Sunday, March 20, 2016

China's Charity Law Passes, Finally! (Civil Society 2, National Security 2 Halftime)

After more than 10 years in legislative limbo, the Charity Law of the People’s Republic of China was finally passed on March 16 at the 4th full session of the 12th National People’s Congress (NPC) with 2636 yes votes, 131 no votes, and 83 abstentions. The law will go into force on September 1, 2016. The Charity Law seeks to promote the cause of charity/philanthropy in China by clarifying the scope of charitable activities and regulating the establishment and operation of charitable organizations and the sources and uses of charitable property and services. For more about this law, see the analysis I wrote in this blog back in November when the second draft had come out for public comments.

Using my admittedly less-than-scientific categories, we could count the Charity Law, which is generally viewed positively by those in the Chinese nonprofit sector, as the second piece of legislation over the last year that was the product of significant input from those in the sector. The other piece of legislation was the Anti-Domestic Violence Law that was approved by the NPC Standing Committee last December. Of course, the Overseas NGO Law also concerns civil society, but I put it in the national security camp for now because that law had no input from the NGO sector and is widely viewed as controlling rather than enabling. There's still a chance the next draft of the Overseas NGO Law incorporate suggestions from NGOs and end up being very different and more enabling. If so, there's a chance I may change my mind and put it in the civil society camp.

Now if we're keeping score and treating the legislative process as a game (which doesn't mean I don't think we shouldn't take these laws seriously), then the civil society-related laws matches the number of national security-related laws that have come out over the same period of time (see Tables 1 and 2 below). We're still waiting for two other pieces of national security-related legislation - the Overseas NGO Management Law and the Cybersecurity Law - so if they are passed in close to their current form, then national security will come out on top in terms of the number of laws passed.
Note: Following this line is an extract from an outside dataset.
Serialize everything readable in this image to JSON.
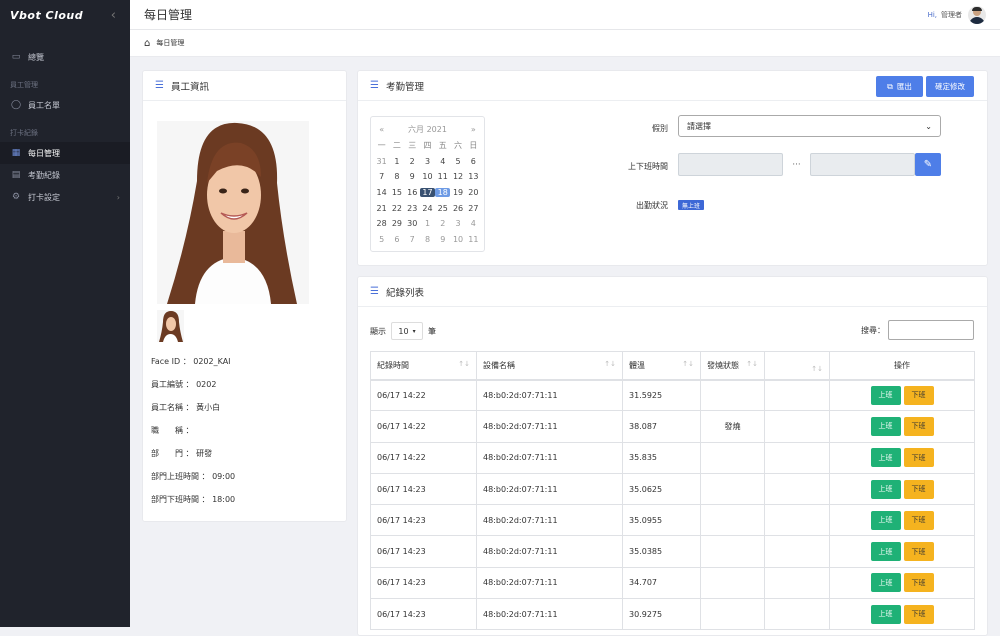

Stay tuned.

Table 1: Timetable of national security-related NPC legislation

1st reading
2nd reading
3rd reading
Counterterrorism Law
November 3, 2014
(public comments)
March, 2015
Dec 24, 2015
National Security Law
December 2014 (internal)
May 7, 2015 (public comments)
July 1, 2015
July 1, 2015
Overseas NGO Management Law
December 22, 2014
May 5, 2015 (public comments)
Cybersecurity Law
July 6, 2015 (public comment)

Table 2: Timetable of other civil society-related NPC legislation

1st reading
2nd reading
3rd reading
Anti-Domestic Violence Law
November 25, 2014 (State Council, public comments)
August 2015 (NPC, public comments)

October 2015
December 27, 2015
Charity Law
October 2015 (public comments)
December 2015
 March 2016
 March 16, 2016

I'll be posting more about the Charity Law in the coming weeks. One thing to note is that the law that passed went through more changes in the third reading and so will be somewhat different from the second draft that was made available last October for public comments. According to China Development Brief's (CDB) summary of a New China News Agency article about the law, as a result of the 4000 comments made concerning the second draft, 110 changes were made to the second Charity Law draft, of which 38 were substantial changes. We'll need to see the text of the law to see how different the final version is from the second draft. CDB says it will have an English translation of the Charity Law by the beginning of April.

Below are some news items concerning the discussion of the draft law during the NPC session:

Charity Law draft limits public fundraising foundations’ management fee to 10% of expenditures
Clarifications provided regarding the Third Draft of the Charity Law
The Draft of the Charity Law specifies regulations concerning fundraising activities 

Josh Chin also has this piece - The Good - and Bad - About China's Charity Law - on the Wall Street Journal's blog.